たった一握りの者だけがNBAのユニフォームを身につける権利を得て、さらに一握りの者たちだけが「スーパースター」の座を勝ち得る。
その「スーパースター」の座というものはバスケットボールの能力だけでは手に入れることはできない。
チームを勝利に導けるスキルを持ち、さらに故障なくプレーできたものにだけ与えられる勲章なのである。
そして残念なことに、多くの「スター」は、「スーパースター」となる前に故障に悩まされ、その道を阻まれてきた。
プレーヤーにとってケガは付き物である。
だが問題はその後である。
ペニー自身も「焦る気持ちを抑えられずに復帰を早めたことが間違いだった」と悔やんでいる。
対応をひとつ間違えると同じ故障を繰り返したり、ケガがケガを呼び、本来の姿に戻れなくなってしまう。

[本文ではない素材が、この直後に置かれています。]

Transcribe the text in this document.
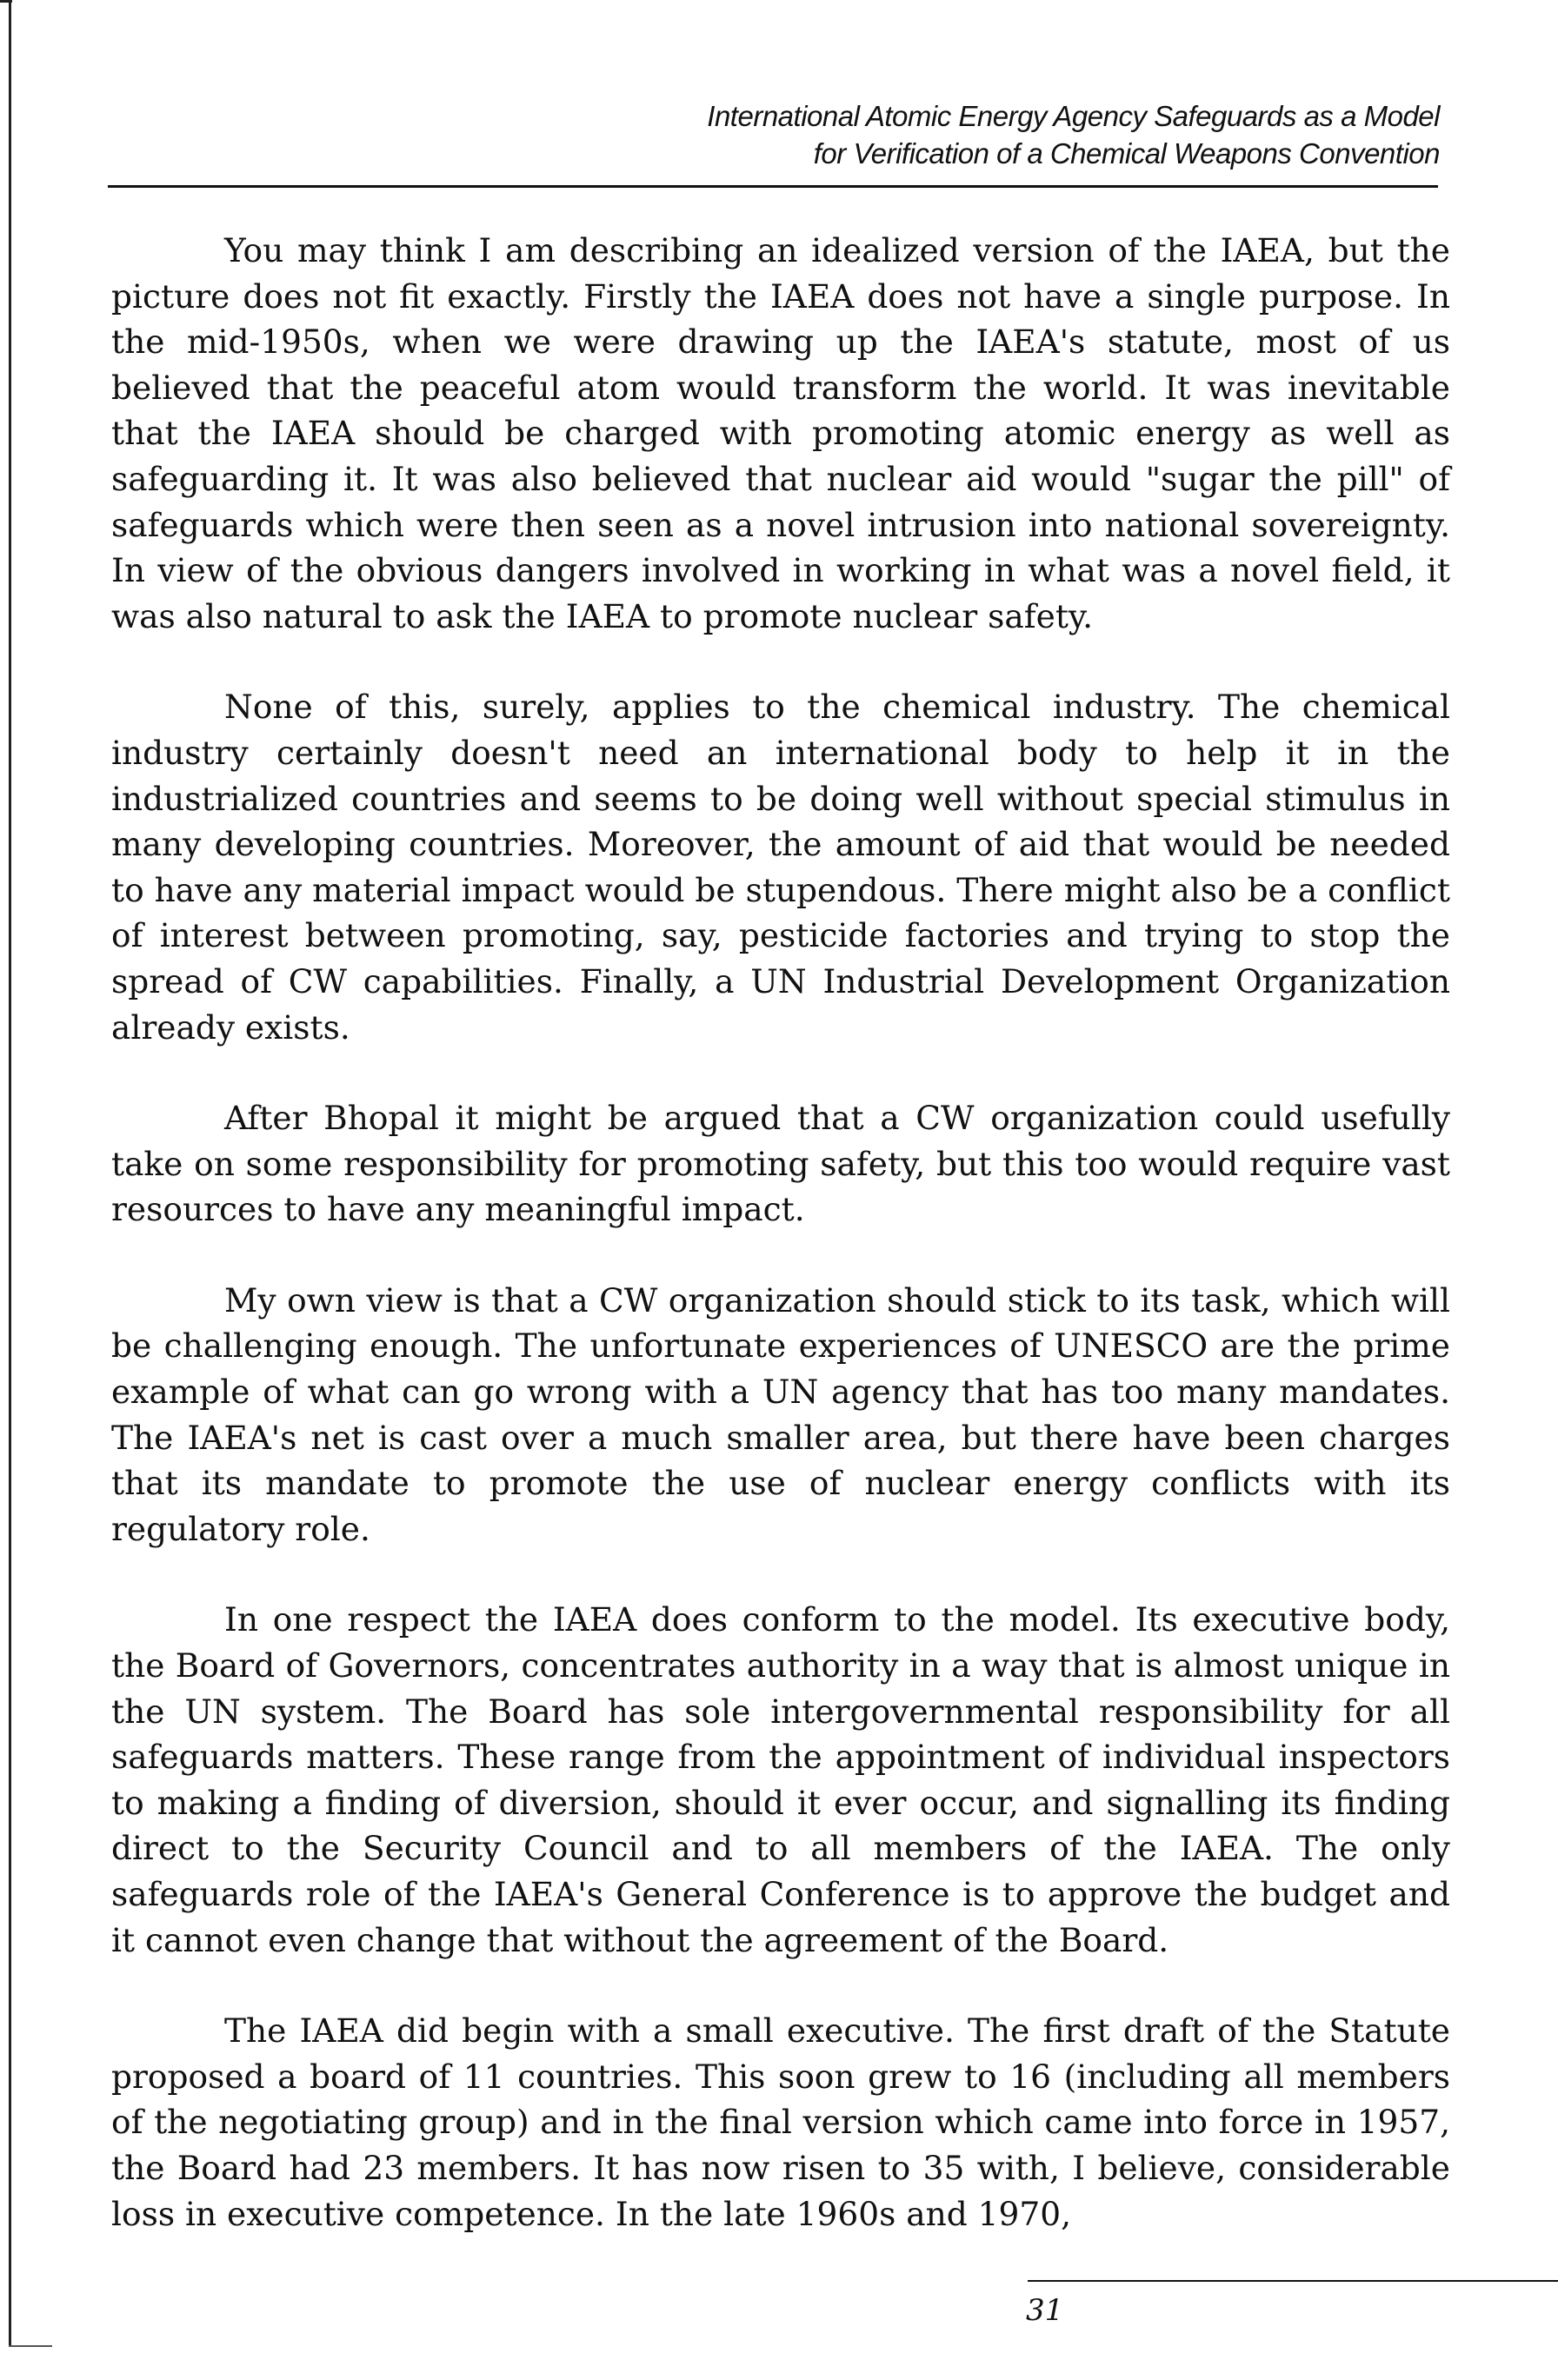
International Atomic Energy Agency Safeguards as a Model
for Verification of a Chemical Weapons Convention

You may think I am describing an idealized version of the IAEA, but the picture does not fit exactly. Firstly the IAEA does not have a single purpose. In the mid-1950s, when we were drawing up the IAEA's statute, most of us believed that the peaceful atom would transform the world. It was inevitable that the IAEA should be charged with promoting atomic energy as well as safeguarding it. It was also believed that nuclear aid would "sugar the pill" of safeguards which were then seen as a novel intrusion into national sovereignty. In view of the obvious dangers involved in working in what was a novel field, it was also natural to ask the IAEA to promote nuclear safety.

None of this, surely, applies to the chemical industry. The chemical industry certainly doesn't need an international body to help it in the industrialized countries and seems to be doing well without special stimulus in many developing countries. Moreover, the amount of aid that would be needed to have any material impact would be stupendous. There might also be a conflict of interest between promoting, say, pesticide factories and trying to stop the spread of CW capabilities. Finally, a UN Industrial Development Organization already exists.

After Bhopal it might be argued that a CW organization could usefully take on some responsibility for promoting safety, but this too would require vast resources to have any meaningful impact.

My own view is that a CW organization should stick to its task, which will be challenging enough. The unfortunate experiences of UNESCO are the prime example of what can go wrong with a UN agency that has too many mandates. The IAEA's net is cast over a much smaller area, but there have been charges that its mandate to promote the use of nuclear energy conflicts with its regulatory role.

In one respect the IAEA does conform to the model. Its executive body, the Board of Governors, concentrates authority in a way that is almost unique in the UN system. The Board has sole intergovernmental responsibility for all safeguards matters. These range from the appointment of individual inspectors to making a finding of diversion, should it ever occur, and signalling its finding direct to the Security Council and to all members of the IAEA. The only safeguards role of the IAEA's General Conference is to approve the budget and it cannot even change that without the agreement of the Board.

The IAEA did begin with a small executive. The first draft of the Statute proposed a board of 11 countries. This soon grew to 16 (including all members of the negotiating group) and in the final version which came into force in 1957, the Board had 23 members. It has now risen to 35 with, I believe, considerable loss in executive competence. In the late 1960s and 1970,

31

特にそれが未来を約束された選手ならば、なおさらその落差が顕著になる。
ペニーは「故障しても絶対に焦ってはいけない。絶対に完治してから戻るべきだとみんなに伝えたい」と、繰り返し言っていた。
「”ペニーはもう昔のようにプレーできない”って、みんなが言うだろう。それは自分が一番わかってる。でも僕はあの辛い経験があったことで選手として、もっと強く、一人前になれたと思ってる。僕はもうチームの“ベストプレーヤー”とか、“リーグのスター”とかそんなことを気にしてプレーしなくなった。『勝利』のためだけにプレーできるようになったんだ。以前よりもずっと一生懸命プレーしていると感じる」 。
これはサンズ在籍時の時の記事になるが、オーランド・マジックをシャックと共にNBAファイナルに導き、光り輝いていたペニーの姿をリアルタイムで知っている人は少し寂しい気もする。
だが、それだけ厳しい世界で戦っているという現実でもある。
追伸、全身バネのような躍動感ある動きでディフェンスを切り裂き、次々とシュートチャンスを作り出した。
201㎝とポイントガードとしては大柄で、容易にミスマッチを作り出すことができたため、ポストアップも得意としていた。
相次ぐ膝の怪我で全盛期が短かったが、97年のプレーオフでは2試合連続40点超えを含む平均31.0点を奪っている。